Anyway this is mostly a dual timeline, taking place partially in 1945 and partially in 1999 with a small scene from 1976. In 1945, it details the story of Bea and a bunch of other women who join the Women’s Auxiliary Service (Burma) known as the Wasbies. They run a sort of canteen where the men can get sandwiches, cakes, treats and tea as well as purchase little luxuries like cigarettes, razors, creams, soaps etc. They’re imperative for boosting the morale of the men and the women also provide a social aspect, attending dances and being friendly faces. The women become very close as they get closer and closer to the front lines and see and experience things that will change them forever. Most are from privileged backgrounds, some have husbands or brothers serving in the war.

In 1999, Aussie ex-pat Olivia is working as an intern for an art dealer and she goes to meet Beatrix for her boss, because the elderly widow has indicated she has something very valuable to sell. A freak snowstorm and an illness traps Olivia in the country with Bea, which leads to her hearing a lot of Bea’s story and attending a reunion of the Wasbies, where many things come to light. And Olivia will make choices about her own future as well, inspired by the somewhat crotchety old lady she’s come to admire.

I found this book so fascinating.

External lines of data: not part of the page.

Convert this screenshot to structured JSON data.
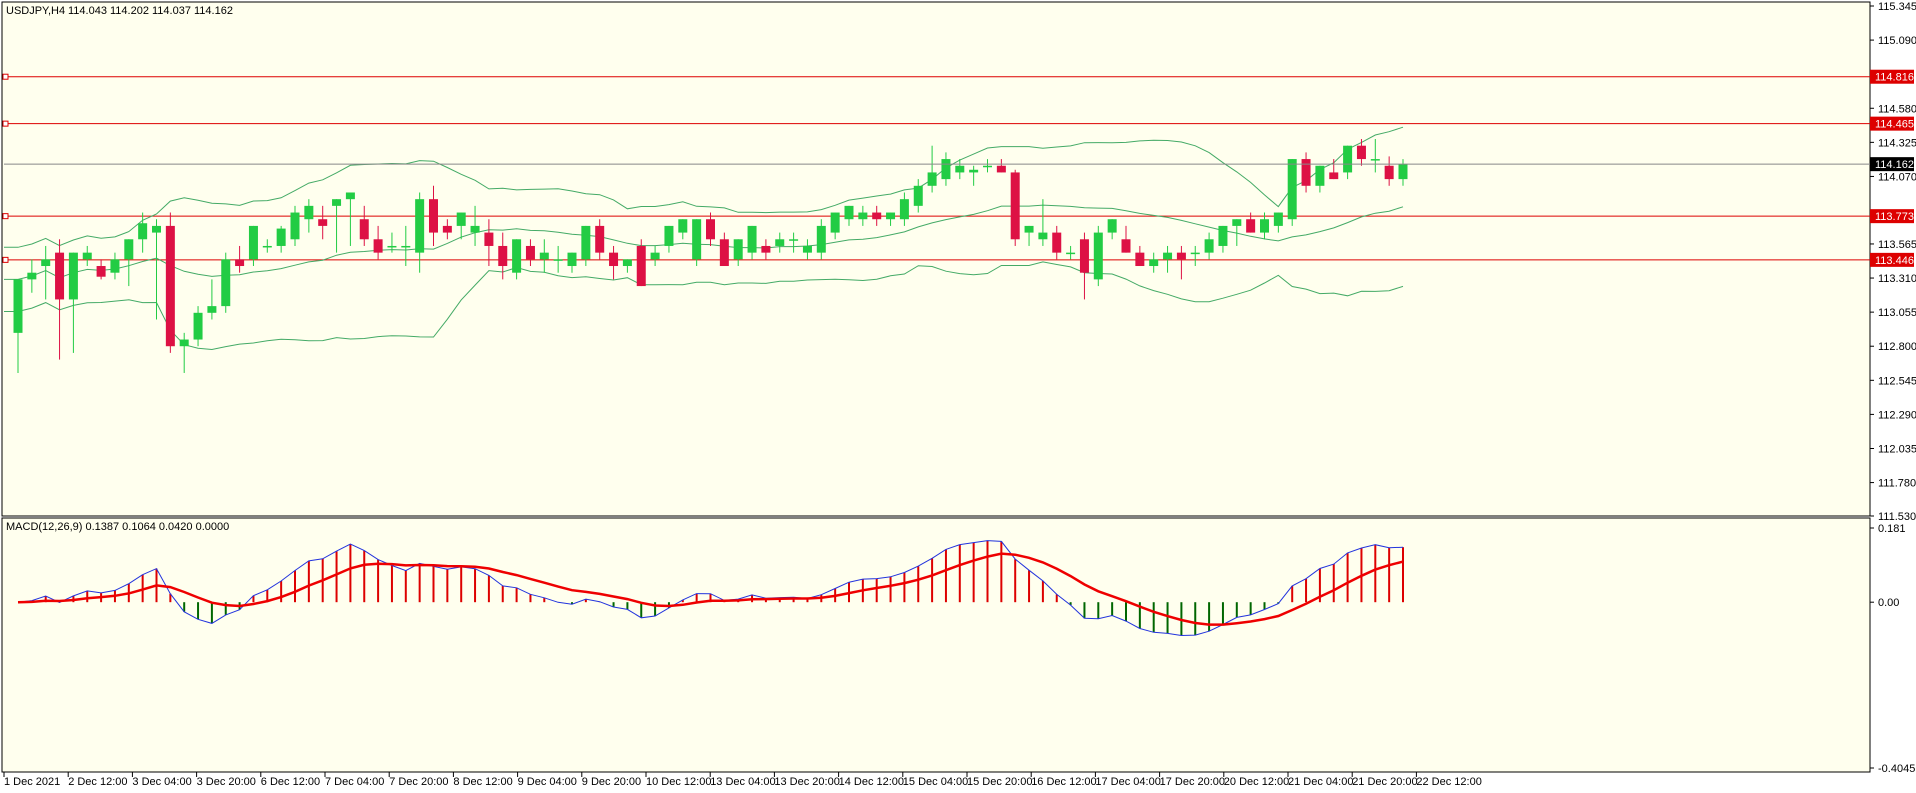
{
  "chart_data": [
    {
      "type": "candlestick",
      "symbol_header": "USDJPY,H4",
      "ohlc_header": "114.043 114.202 114.037 114.162",
      "colors": {
        "background": "#ffffee",
        "bull": "#22cc44",
        "bear": "#dd1144",
        "bands": "#44aa66",
        "level": "#dd0000",
        "grid_current": "#888888",
        "price_tag_bg": "#000000"
      },
      "ylim": [
        111.53,
        115.345
      ],
      "y_ticks": [
        "115.345",
        "115.090",
        "114.580",
        "114.325",
        "114.070",
        "113.565",
        "113.310",
        "113.055",
        "112.800",
        "112.545",
        "112.290",
        "112.035",
        "111.780",
        "111.530"
      ],
      "horizontal_levels": [
        {
          "value": 114.816,
          "label": "114.816"
        },
        {
          "value": 114.465,
          "label": "114.465"
        },
        {
          "value": 113.773,
          "label": "113.773"
        },
        {
          "value": 113.446,
          "label": "113.446"
        }
      ],
      "current_price": {
        "value": 114.162,
        "label": "114.162"
      },
      "candles": [
        [
          112.9,
          113.3,
          112.6,
          113.3
        ],
        [
          113.3,
          113.45,
          113.2,
          113.35
        ],
        [
          113.4,
          113.55,
          113.15,
          113.45
        ],
        [
          113.5,
          113.6,
          112.7,
          113.15
        ],
        [
          113.15,
          113.5,
          112.75,
          113.5
        ],
        [
          113.45,
          113.55,
          113.4,
          113.5
        ],
        [
          113.4,
          113.45,
          113.3,
          113.32
        ],
        [
          113.35,
          113.5,
          113.3,
          113.45
        ],
        [
          113.45,
          113.6,
          113.25,
          113.6
        ],
        [
          113.6,
          113.8,
          113.5,
          113.72
        ],
        [
          113.65,
          113.75,
          113.0,
          113.7
        ],
        [
          113.7,
          113.8,
          112.75,
          112.8
        ],
        [
          112.8,
          112.9,
          112.6,
          112.85
        ],
        [
          112.85,
          113.1,
          112.8,
          113.05
        ],
        [
          113.05,
          113.3,
          113.0,
          113.1
        ],
        [
          113.1,
          113.5,
          113.05,
          113.45
        ],
        [
          113.45,
          113.55,
          113.35,
          113.4
        ],
        [
          113.45,
          113.7,
          113.4,
          113.7
        ],
        [
          113.55,
          113.6,
          113.5,
          113.55
        ],
        [
          113.55,
          113.7,
          113.5,
          113.68
        ],
        [
          113.6,
          113.85,
          113.55,
          113.8
        ],
        [
          113.75,
          113.9,
          113.65,
          113.85
        ],
        [
          113.75,
          113.85,
          113.6,
          113.7
        ],
        [
          113.85,
          113.9,
          113.5,
          113.9
        ],
        [
          113.9,
          113.95,
          113.55,
          113.95
        ],
        [
          113.75,
          113.85,
          113.55,
          113.6
        ],
        [
          113.6,
          113.7,
          113.45,
          113.5
        ],
        [
          113.55,
          113.65,
          113.5,
          113.55
        ],
        [
          113.55,
          113.7,
          113.4,
          113.55
        ],
        [
          113.5,
          113.95,
          113.35,
          113.9
        ],
        [
          113.9,
          114.0,
          113.55,
          113.65
        ],
        [
          113.7,
          113.75,
          113.6,
          113.65
        ],
        [
          113.7,
          113.8,
          113.6,
          113.8
        ],
        [
          113.65,
          113.85,
          113.55,
          113.7
        ],
        [
          113.65,
          113.75,
          113.4,
          113.55
        ],
        [
          113.55,
          113.65,
          113.3,
          113.4
        ],
        [
          113.35,
          113.6,
          113.3,
          113.6
        ],
        [
          113.55,
          113.6,
          113.4,
          113.45
        ],
        [
          113.45,
          113.6,
          113.35,
          113.5
        ],
        [
          113.45,
          113.55,
          113.35,
          113.45
        ],
        [
          113.4,
          113.5,
          113.35,
          113.5
        ],
        [
          113.45,
          113.7,
          113.4,
          113.7
        ],
        [
          113.7,
          113.75,
          113.45,
          113.5
        ],
        [
          113.5,
          113.55,
          113.3,
          113.4
        ],
        [
          113.4,
          113.45,
          113.35,
          113.45
        ],
        [
          113.55,
          113.6,
          113.25,
          113.25
        ],
        [
          113.45,
          113.55,
          113.4,
          113.5
        ],
        [
          113.55,
          113.7,
          113.5,
          113.7
        ],
        [
          113.65,
          113.75,
          113.6,
          113.75
        ],
        [
          113.45,
          113.75,
          113.4,
          113.75
        ],
        [
          113.75,
          113.8,
          113.55,
          113.6
        ],
        [
          113.6,
          113.65,
          113.4,
          113.4
        ],
        [
          113.45,
          113.6,
          113.4,
          113.6
        ],
        [
          113.5,
          113.7,
          113.45,
          113.7
        ],
        [
          113.55,
          113.6,
          113.45,
          113.5
        ],
        [
          113.55,
          113.65,
          113.5,
          113.6
        ],
        [
          113.6,
          113.65,
          113.5,
          113.6
        ],
        [
          113.5,
          113.6,
          113.45,
          113.55
        ],
        [
          113.5,
          113.75,
          113.45,
          113.7
        ],
        [
          113.65,
          113.8,
          113.6,
          113.8
        ],
        [
          113.75,
          113.85,
          113.7,
          113.85
        ],
        [
          113.75,
          113.85,
          113.7,
          113.8
        ],
        [
          113.8,
          113.85,
          113.7,
          113.75
        ],
        [
          113.75,
          113.8,
          113.7,
          113.8
        ],
        [
          113.75,
          113.95,
          113.7,
          113.9
        ],
        [
          113.85,
          114.05,
          113.8,
          114.0
        ],
        [
          114.0,
          114.3,
          113.95,
          114.1
        ],
        [
          114.05,
          114.25,
          114.0,
          114.2
        ],
        [
          114.1,
          114.2,
          114.05,
          114.15
        ],
        [
          114.1,
          114.15,
          114.0,
          114.12
        ],
        [
          114.15,
          114.2,
          114.1,
          114.15
        ],
        [
          114.15,
          114.2,
          114.1,
          114.1
        ],
        [
          114.1,
          114.12,
          113.55,
          113.6
        ],
        [
          113.65,
          113.7,
          113.55,
          113.7
        ],
        [
          113.6,
          113.9,
          113.55,
          113.65
        ],
        [
          113.65,
          113.7,
          113.45,
          113.5
        ],
        [
          113.5,
          113.55,
          113.45,
          113.5
        ],
        [
          113.6,
          113.65,
          113.15,
          113.35
        ],
        [
          113.3,
          113.7,
          113.25,
          113.65
        ],
        [
          113.65,
          113.75,
          113.6,
          113.75
        ],
        [
          113.6,
          113.7,
          113.5,
          113.5
        ],
        [
          113.5,
          113.55,
          113.4,
          113.4
        ],
        [
          113.4,
          113.5,
          113.35,
          113.45
        ],
        [
          113.45,
          113.55,
          113.35,
          113.5
        ],
        [
          113.5,
          113.55,
          113.3,
          113.45
        ],
        [
          113.5,
          113.55,
          113.4,
          113.5
        ],
        [
          113.5,
          113.65,
          113.45,
          113.6
        ],
        [
          113.55,
          113.7,
          113.5,
          113.7
        ],
        [
          113.7,
          113.75,
          113.55,
          113.75
        ],
        [
          113.75,
          113.8,
          113.65,
          113.65
        ],
        [
          113.65,
          113.8,
          113.6,
          113.75
        ],
        [
          113.7,
          113.8,
          113.65,
          113.8
        ],
        [
          113.75,
          114.2,
          113.7,
          114.2
        ],
        [
          114.2,
          114.25,
          113.95,
          114.0
        ],
        [
          114.0,
          114.15,
          113.95,
          114.15
        ],
        [
          114.1,
          114.2,
          114.05,
          114.05
        ],
        [
          114.1,
          114.3,
          114.05,
          114.3
        ],
        [
          114.3,
          114.35,
          114.15,
          114.2
        ],
        [
          114.2,
          114.35,
          114.1,
          114.2
        ],
        [
          114.15,
          114.22,
          114.0,
          114.05
        ],
        [
          114.05,
          114.2,
          114.0,
          114.16
        ]
      ],
      "x_labels": [
        "1 Dec 2021",
        "2 Dec 12:00",
        "3 Dec 04:00",
        "3 Dec 20:00",
        "6 Dec 12:00",
        "7 Dec 04:00",
        "7 Dec 20:00",
        "8 Dec 12:00",
        "9 Dec 04:00",
        "9 Dec 20:00",
        "10 Dec 12:00",
        "13 Dec 04:00",
        "13 Dec 20:00",
        "14 Dec 12:00",
        "15 Dec 04:00",
        "15 Dec 20:00",
        "16 Dec 12:00",
        "17 Dec 04:00",
        "17 Dec 20:00",
        "20 Dec 12:00",
        "21 Dec 04:00",
        "21 Dec 20:00",
        "22 Dec 12:00"
      ],
      "grid": false
    },
    {
      "type": "macd",
      "header": "MACD(12,26,9) 0.1387 0.1064 0.0420 0.0000",
      "ylim": [
        -0.4045,
        0.181
      ],
      "y_ticks": [
        "0.181",
        "0.00",
        "-0.4045"
      ],
      "colors": {
        "histogram_pos": "#dd0000",
        "histogram_neg": "#006600",
        "macd_line": "#2233dd",
        "signal_line": "#ee0000"
      }
    }
  ]
}
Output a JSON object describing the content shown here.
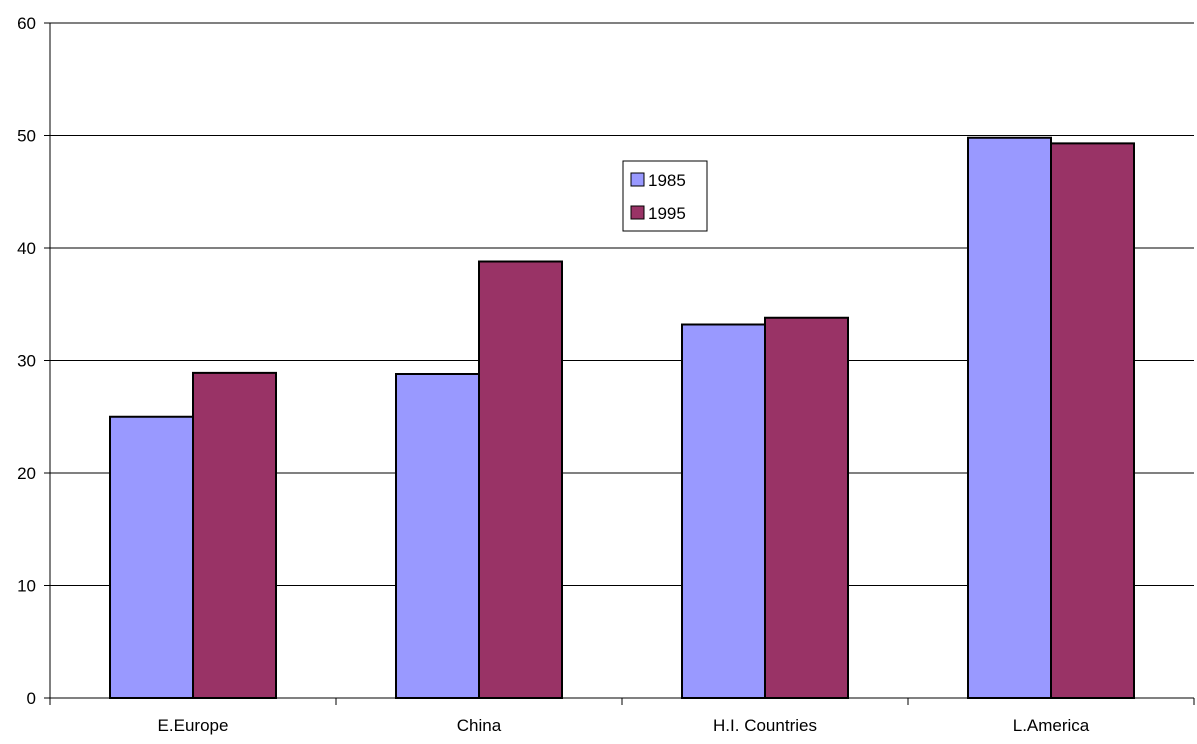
{
  "chart_data": {
    "type": "bar",
    "title": "",
    "xlabel": "",
    "ylabel": "",
    "categories": [
      "E.Europe",
      "China",
      "H.I. Countries",
      "L.America"
    ],
    "series": [
      {
        "name": "1985",
        "values": [
          25.0,
          28.8,
          33.2,
          49.8
        ],
        "color": "#9999FF"
      },
      {
        "name": "1995",
        "values": [
          28.9,
          38.8,
          33.8,
          49.3
        ],
        "color": "#993366"
      }
    ],
    "ylim": [
      0,
      60
    ],
    "yticks": [
      "0",
      "10",
      "20",
      "30",
      "40",
      "50",
      "60"
    ],
    "grid": true,
    "legend_position": "center-top"
  }
}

The opening scene is intrigue and then both timelines are so equally interesting. I loved reading about Bea signing up for the Wasbies, wanting to contribute, meeting the other women and them forming bonds. There’s plenty of description of their duties as well as the conditions of their surroundings and also the local area – the oppressive heat, the insects, etc as well as the other challenges. It really gives you a clear picture of what it must’ve been like to be involved in the war this way, from the long days preparing and serving often hundreds of men, to the jungle setting. I don’t know much about Burma (which is now known as Myanmar) – it’s pretty limited to the invasion by Japan in WWII, which tore the country apart and the Burma Railway, which was responsible for the deaths of large numbers of Allied war prisoners. It was interesting to see it from a different perspective, not of a prisoner but from someone who was working in a different role, providing comfort and support in the best way they could, to fighting troops. They’re all women that volunteered, some of them giving up quite comfortable lives well away from war zones, in order to help and do their part, to try and give the men a bit of cheer and comfort in what were incredibly horrible times.

In 1999, Olivia is lonely in London, she’s been working non-stop in an industry where it’s hard to get a good position and there’s a lot of competition. Her boss is demanding and thinks nothing of sending her on a trek to visit Beatrix a couple days before Christmas. By now Bea is in her 70s, living alone in a crumbling pile and she desperately needs money to fix the roof, which is why she’s considering selling something that means the world to her. She’s equal parts brusque and caring, tender and abrupt and it’s clear to Olivia she has a lot of stories to tell, which Olivia would love to hear. Especially about her time with the Wasbies and the other women. Olivia gets a chance to meet those remaining from the group and even more chance to understand what sort of things they experienced back in Burma, where some of the dangers weren’t from the local surroundings at all.

I really enjoyed the friendship that built between Olivia and Bea, built in such a short time but with such genuine warmth and feeling. Olivia hasn’t really made any connections since she moved to London from Australia but in meeting Bea, it gives her opportunity to make several different ones, some of which give her personal happiness and others which give her the courage to make decisions to further her career.

And the ending? So wonderfully satisfying.

9/10

Book #93 of 2021

The Last Reunion is book #40 of the Australian Women Writers Challenge

It also counts towards my participation in the Historical Fiction Reading Challenge for 2021 and is the 18th book completed.